On 09 Oct 2013, at 22:22, meekerdb wrote:

On 10/9/2013 12:56 AM, Bruno Marchal wrote:

On 08 Oct 2013, at 23:56, LizR wrote:


http://www.quantumdiaries.org/2013/10/08/and-the-2013-nobel-prize-in-physics-goes-to/

Today the 2013 Nobel Prize in Physics was awarded to François Englert (Université Libre de Bruxelles, Belgium) and Peter W. Higgs (University of Edinburgh, UK). The official citation is “for the theoretical discovery of a mechanism that contributes to our understanding of the origin of mass of subatomic particles, and which recently was confirmed through the discovery of the predicted fundamental particle, by the ATLAS and CMS experiments at CERN’s Large Hadron Collider.”


I know him very well. I begun my work in his team, with Robert Brout. He asked me how to apply QM in cosmology, and I refer to the MWI. He added some footnote in one of his papers, just referring to Everett's original work, without any detail. He didn't like this, but somehow understood it is hard to make sense of quantum cosmology without it. I am happy that after 50 years he is recognized as one the main discover of the "Higgs boson". I am happy for Higgs too.

The seminal papers suggesting the higgs-field were written independently about the same time by Higgs, by Englert and Brout, and also by Kibble, Gaulnik, and Hagen. I've often thought the it came to called the higgs boson just because it's a lot easier to say "higgs" than "englert-brout" or "kibble-gaulnik-hagen". I understand that Peter Higgs is a very nice, modest man and is a little embarassed by having the particle named after him, although he did develop the idea a little more than the others and is certainly deserving.


But in my view, even more deserving are the thousands of engineers, technicians, and physicists who designed and built the LHC and the ATLAS and CMS detectors. Surely the most amazing machine ever built.

I agree. In a forum someone asked if the Nobel prize should not be given to those who made the LHC, and the answer was that they were too many ... I find unfair also that there is no post-mortem Nobel prize, as Robert Brout deserves it too, but then he died too early. Well, the mathematician's Field medal is worse, you have to be younger than 40!

But all this is vanity. François Englert said that he was happy with the Nobel prize, but that he was still more happier from having done his fundamental research.

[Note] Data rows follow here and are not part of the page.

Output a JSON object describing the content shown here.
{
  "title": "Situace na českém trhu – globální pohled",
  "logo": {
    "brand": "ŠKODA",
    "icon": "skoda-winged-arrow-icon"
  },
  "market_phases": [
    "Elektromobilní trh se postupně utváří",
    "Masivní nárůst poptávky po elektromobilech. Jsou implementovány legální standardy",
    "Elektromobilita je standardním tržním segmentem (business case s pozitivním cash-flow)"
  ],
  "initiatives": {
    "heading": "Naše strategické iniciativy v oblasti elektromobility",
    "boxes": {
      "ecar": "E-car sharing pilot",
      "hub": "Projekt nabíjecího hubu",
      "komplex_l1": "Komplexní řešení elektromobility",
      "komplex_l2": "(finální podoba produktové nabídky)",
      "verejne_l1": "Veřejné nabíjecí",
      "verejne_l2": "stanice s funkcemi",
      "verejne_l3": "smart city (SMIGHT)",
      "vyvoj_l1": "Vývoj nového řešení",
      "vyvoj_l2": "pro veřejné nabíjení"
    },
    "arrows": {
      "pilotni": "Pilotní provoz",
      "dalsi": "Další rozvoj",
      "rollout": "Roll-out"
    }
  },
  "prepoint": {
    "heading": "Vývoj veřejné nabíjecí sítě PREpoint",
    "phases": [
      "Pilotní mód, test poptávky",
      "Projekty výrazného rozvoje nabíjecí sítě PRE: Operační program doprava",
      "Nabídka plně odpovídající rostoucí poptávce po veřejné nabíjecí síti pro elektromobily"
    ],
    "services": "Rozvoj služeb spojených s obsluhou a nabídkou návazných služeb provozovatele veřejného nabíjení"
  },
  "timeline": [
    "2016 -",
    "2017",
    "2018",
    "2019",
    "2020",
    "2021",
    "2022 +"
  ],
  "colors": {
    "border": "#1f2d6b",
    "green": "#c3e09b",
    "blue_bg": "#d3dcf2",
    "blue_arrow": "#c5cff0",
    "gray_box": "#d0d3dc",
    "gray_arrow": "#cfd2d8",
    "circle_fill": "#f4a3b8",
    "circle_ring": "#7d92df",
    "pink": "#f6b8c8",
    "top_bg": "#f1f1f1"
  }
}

Now, the Nobel prize itself has been obscured by "Obama's peace prize", like if it was giving him the right to use drones to kill civilians, or to sign the NDAA ... Englert should have refuse it, perhaps, like Sartre in France or Perelman in Russia, ... I am not really serious, as it seems than the scientific Nobel prize is more seriously attributed.


Fortunately.

The Nobel Peace Prize has been wielded as a tool of political influence and has thereby become almost meaningless. Obama got it for being a little less bellicose that George Bush.

... before his term! (may be we are in a Gödel rotative universe, with time loops, in which case they could give the Nobel prize of physics, also before the research is done ... :)

Bruno


Brent
"Political satire became obsolete when Henry Kissinger was awarded the Nobel Peace Prize."